8. Warwick Castle (1068) in Warwickshire, England
William the Conqueror originally built a motte-and-bailey castle on this site in the 11th century, but it was replaced by a stone castle during the following century. The castle’s façade was redone during the Hundred Years War. After serving as a stronghold for several centuries, the castle was given to Sir Fulke Greville in 1604 and he turned it into a country house.
The Tussauds Group purchased Warwick Castle from the Greville family in 1978, and it changed hands again in the 21st century. Merlin Entertainments now leases the site from Prestbury Group. It is still a popular tourist attraction with seasonal exhibits, musical events, and Dragon Slayer evenings.
9. Reichsburg Cochem (1000) in Cochem, Germany
The Reichsburg Cochem is also called the Cochem Imperial Castle. Originally built in the early 12th century, it was made an imperial castle by King Konrad III. In the 17th century, Louis XIV’s troops overran and destroyed the castle as part of the Nine Years’ War.
It remained in ruins for more than a century before being purchased by a businessman and reconstructed in the late 19th century. It is now owned by the town of Cochem.
Visitors can experience a guided tour of the castle in German and visit the courtyards independently. The castle also hosts special meals and interesting events throughout the year.
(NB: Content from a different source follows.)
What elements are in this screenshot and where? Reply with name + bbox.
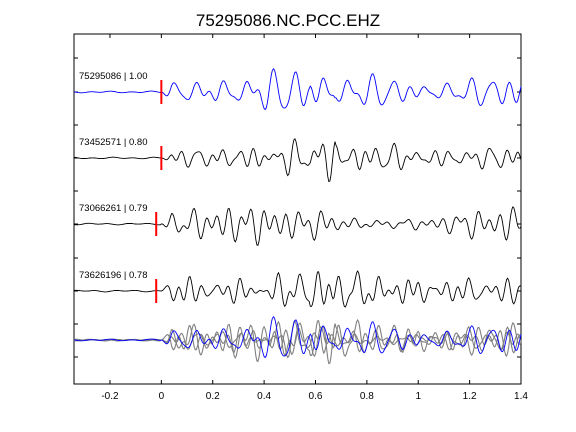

10. Portchester Castle (11th century) in the UK
Portchester is at the head of Portsmouth Harbor and the castle’s grounds hosted a Roman fort starting around the 3rd century. The Roman defenses became part of the medieval castle, built in the late 11th century. It was initially owned by the monarchy and used as a hunting lodge by King John.
In the following centuries, it was briefly taken over by the French before returning to English control and also was the site where culprits trying to overthrow Henry V were apprehended. Beginning in the 17th century, it was frequently used as a prison. Today it is open to visitors and includes exhibits for tourists to enjoy
11. Citadel of Aleppo (c. 3000 BCE and 12th century) in Aleppo, Syria
The Citadel of Aleppo is the only structure on our list of oldest castles located in the middle east. It is a fortified palace located on a hill in Aleppo. Although locals used the site beginning in the 3rd century, the current citadel was probably built in the 12th and 13th centuries.
It forms part of the Ancient City of Aleppo, a historic city center of almost 1.5 square miles and a UNESCO World Heritage Site. In the 2010s, nearby fighting damaged the structure. But the citadel is currently open to the public while repairs continue.
12. Kilkenny Castle (1213) in Kilkenny, Ireland
The first castle at this location was probably a wooden structure built by the Earl of Pembroke in the 12th century. In the 13th century, the stone Kilkenny Castle was constructed and three of the original towers survive today.
The ownership of the castle changed several times through the following centuries and was damaged during the Cromwellian conquest of Ireland. The castle now belongs formally to the people of Kilkenny, with the Office of Public Works managing the castle and its grounds. It is open to visitors, with guided tours offered throughout the year.